Ronwoo ikimize de en iyi şekilde abilik etmişti . Mark ' la aramızdaki ilişkiyi öğrendiği zaman gayet sakin bi tavırla dinlemiş , Mark ile tanışmaktan büyük zevk alacağını söylemişti.  Ikisi gayet iyi anlaşmıştı. Ronwoo , Mark ' a kardeşim demişti .

Ronwoo , Mark ' ın bir numaralı kahramanıydı . Ama şimdi gidiyordu...

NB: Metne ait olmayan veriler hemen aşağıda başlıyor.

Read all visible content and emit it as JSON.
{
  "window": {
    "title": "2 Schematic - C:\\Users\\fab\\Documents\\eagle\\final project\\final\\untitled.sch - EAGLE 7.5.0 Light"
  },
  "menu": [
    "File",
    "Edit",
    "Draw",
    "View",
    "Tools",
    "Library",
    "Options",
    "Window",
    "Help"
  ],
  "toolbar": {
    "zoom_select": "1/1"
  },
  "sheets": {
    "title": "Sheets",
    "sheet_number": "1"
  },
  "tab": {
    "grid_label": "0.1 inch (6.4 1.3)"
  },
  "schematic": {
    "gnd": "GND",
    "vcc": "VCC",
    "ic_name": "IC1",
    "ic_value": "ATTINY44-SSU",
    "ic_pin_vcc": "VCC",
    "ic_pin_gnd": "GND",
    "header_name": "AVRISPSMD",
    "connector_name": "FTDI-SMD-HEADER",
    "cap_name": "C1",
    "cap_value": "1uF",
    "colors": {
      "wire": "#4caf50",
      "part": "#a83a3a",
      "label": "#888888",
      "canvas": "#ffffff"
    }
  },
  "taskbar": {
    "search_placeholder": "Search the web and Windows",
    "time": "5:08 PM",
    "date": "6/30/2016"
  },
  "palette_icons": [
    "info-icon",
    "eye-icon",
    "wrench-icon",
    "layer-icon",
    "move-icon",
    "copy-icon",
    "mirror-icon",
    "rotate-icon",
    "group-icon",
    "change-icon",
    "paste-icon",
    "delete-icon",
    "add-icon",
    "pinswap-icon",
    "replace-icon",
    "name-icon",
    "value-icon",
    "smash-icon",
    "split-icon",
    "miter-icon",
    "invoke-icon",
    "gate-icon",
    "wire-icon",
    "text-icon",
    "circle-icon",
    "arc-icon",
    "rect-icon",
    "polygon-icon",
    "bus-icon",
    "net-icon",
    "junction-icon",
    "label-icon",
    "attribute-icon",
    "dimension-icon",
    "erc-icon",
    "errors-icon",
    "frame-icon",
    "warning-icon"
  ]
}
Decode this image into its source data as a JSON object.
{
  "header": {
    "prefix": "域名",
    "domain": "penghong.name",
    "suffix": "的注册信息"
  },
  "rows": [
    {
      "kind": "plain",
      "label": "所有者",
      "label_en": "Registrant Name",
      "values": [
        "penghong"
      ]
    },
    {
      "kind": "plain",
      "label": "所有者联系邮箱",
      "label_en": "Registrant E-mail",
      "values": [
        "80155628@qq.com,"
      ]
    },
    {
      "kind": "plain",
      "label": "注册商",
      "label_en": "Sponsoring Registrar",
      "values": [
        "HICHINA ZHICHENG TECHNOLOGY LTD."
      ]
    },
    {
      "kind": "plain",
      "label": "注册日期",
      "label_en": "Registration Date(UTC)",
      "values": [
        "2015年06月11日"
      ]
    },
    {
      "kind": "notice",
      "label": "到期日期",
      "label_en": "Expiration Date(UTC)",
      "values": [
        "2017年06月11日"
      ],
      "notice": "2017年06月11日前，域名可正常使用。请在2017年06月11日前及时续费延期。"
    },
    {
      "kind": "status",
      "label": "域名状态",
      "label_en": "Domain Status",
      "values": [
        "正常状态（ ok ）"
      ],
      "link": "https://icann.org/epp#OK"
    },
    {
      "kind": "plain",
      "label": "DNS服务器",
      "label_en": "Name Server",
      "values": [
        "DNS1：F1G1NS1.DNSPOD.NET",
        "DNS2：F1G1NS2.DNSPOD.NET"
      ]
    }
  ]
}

Mark ile konuştuktan sonra bir nebze de olsa rahatlamıştım.

Ayağa kalkıp elimden tuttu .

-Kalk bakalım gidiyoruz .

Afallamıştım.

-Nereye ?

-Hadi ama , kahramanımızın böylece gitmesine izin mi vereceğiz ?

-Ama...

-Hey , burda kalıp ağlamak isteyen birisi mi var ? Saçma. Kalk hadi .Bu işi bitirelim . Ronwoo ' nun öylece gitmesine izin veremeyiz .

-Sen var ya ...

-Ne dedin ?

- Yok bi şey.

-Bence de .

Deliydi bu çocuk. Net :))

Kaskı alıp bana uzattı. Arkasına geçip ellerimi göğsünde birleştirdim. Motorsiklet park yerini terk edip otoyola çıktı. Bekle Ronwoo ...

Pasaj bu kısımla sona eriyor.